Normatizar a utilização dos novos equipamentos públicos de água poderia parecer algo fácil, afinal, teoricamente bastava fiscalizar. Entretanto, a repressão não alteraria os hábitos das pessoas, assim de uma hora para outra, como alguns acreditavam. Para eliminar de vez as atitudes indesejáveis, a prefeitura necessitaria reprimir 24 horas por dia.
Os pontos de coleta de água sempre foram conturbados: as antigas fontes (desde o tempo dos escravos) eram frequentadas pelas camadas mais inferiores da sociedade, sendo locais de agitação e confusão, inclusive com brigas, bebedeiras, jogo e prostituição.

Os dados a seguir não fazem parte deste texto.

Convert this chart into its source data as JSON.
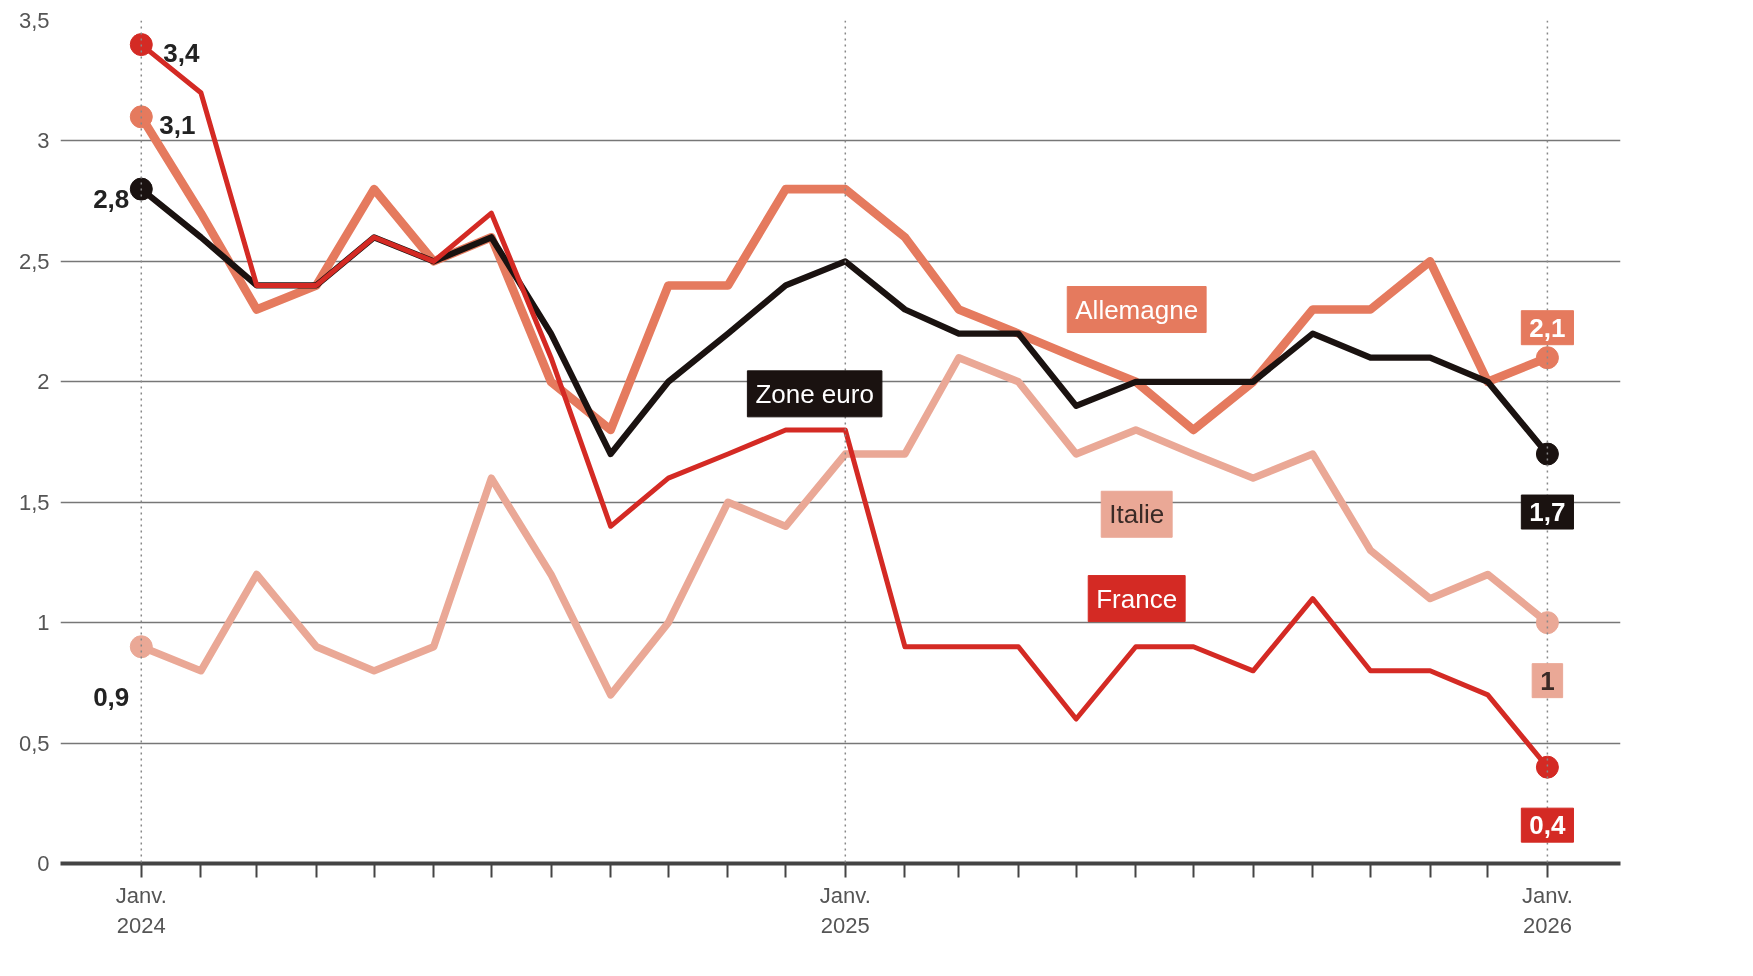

Assim, quando o sistema de água encanada chegou (1913), já existia um “microcosmo social” predominante nestes lugares e essa aglomeração, pelo menos em parte, migrou aos chafarizes e bebedouros. Mas outros grupos, “pessoas da sociedade”, damas, cavalheiros, patrícios, também passaram a utilizar estes novos locais – agora instalados em logradouros importantes, como a Praça Fernando Amaro e o Campo Grande. Rapidamente houve conflitos.

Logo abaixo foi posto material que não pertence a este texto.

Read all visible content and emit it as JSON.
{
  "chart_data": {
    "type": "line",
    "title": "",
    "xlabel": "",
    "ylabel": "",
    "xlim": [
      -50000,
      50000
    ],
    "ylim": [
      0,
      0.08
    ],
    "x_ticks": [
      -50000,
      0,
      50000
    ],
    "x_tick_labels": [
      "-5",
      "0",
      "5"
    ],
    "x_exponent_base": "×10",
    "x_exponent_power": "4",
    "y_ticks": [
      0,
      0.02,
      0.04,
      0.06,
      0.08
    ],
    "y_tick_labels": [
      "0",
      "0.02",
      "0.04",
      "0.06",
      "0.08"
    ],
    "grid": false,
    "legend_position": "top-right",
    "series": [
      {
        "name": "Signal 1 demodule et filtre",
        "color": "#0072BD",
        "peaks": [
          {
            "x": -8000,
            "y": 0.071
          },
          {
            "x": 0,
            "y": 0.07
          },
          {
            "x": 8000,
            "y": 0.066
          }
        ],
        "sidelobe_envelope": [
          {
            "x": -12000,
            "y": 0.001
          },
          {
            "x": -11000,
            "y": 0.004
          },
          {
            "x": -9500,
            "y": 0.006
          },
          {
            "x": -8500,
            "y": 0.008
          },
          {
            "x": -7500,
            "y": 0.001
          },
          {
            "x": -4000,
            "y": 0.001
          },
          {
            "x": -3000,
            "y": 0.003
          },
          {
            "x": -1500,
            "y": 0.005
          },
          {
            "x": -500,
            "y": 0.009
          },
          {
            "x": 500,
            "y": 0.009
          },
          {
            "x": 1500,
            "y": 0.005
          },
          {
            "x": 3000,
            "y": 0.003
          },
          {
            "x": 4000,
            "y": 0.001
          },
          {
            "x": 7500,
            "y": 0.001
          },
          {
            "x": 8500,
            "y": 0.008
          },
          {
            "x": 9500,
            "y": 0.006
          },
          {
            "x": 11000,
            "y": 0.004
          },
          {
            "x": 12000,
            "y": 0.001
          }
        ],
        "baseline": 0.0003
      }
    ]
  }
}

Antigas atitudes, toleradas no submundo das fontes (distante dos olhos da maioria), passaram a incomodar os defensores de um modelo de cidadão baseado no projeto burguês.

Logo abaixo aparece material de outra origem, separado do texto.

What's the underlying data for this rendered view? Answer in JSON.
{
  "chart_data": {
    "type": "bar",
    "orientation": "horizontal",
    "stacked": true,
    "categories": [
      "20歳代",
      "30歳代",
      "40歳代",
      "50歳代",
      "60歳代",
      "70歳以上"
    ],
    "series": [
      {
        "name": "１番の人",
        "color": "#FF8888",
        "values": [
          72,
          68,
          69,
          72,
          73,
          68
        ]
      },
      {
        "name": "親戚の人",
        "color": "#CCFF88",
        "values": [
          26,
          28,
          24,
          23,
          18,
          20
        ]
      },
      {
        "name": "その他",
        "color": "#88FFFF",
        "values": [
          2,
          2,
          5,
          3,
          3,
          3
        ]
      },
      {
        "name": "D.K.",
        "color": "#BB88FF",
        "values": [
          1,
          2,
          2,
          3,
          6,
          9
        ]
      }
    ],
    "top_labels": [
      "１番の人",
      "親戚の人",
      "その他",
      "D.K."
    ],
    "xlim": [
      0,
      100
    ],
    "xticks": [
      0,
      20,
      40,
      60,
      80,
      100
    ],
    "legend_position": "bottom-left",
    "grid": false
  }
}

O discurso de ódio nos pedidos de maior policiamento, de repressão severa aos “vagabundos” e ao “povinho”, resultava do medo das elites locais, desejosas em padronizar os comportamentos e criar um cidadão passivo e obediente. Os pobres deveriam permanecer em seu devido lugar, sem incomodar os ditos “cidadãos corretos”, e caso necessitassem frequentar os espaços públicos, precisariam se comportar dentro do padrão imposto pela burguesia – não havia liberdades individuais e todos teriam que aceitar a programação.
Aqueles que saiam do modelo, os diferentes, os “anormais”, os divergentes, quase não possuíam direitos. Estes indesejados eram tratados com violência e expulsos dos espaços públicos. Se possível, jogados na cadeia!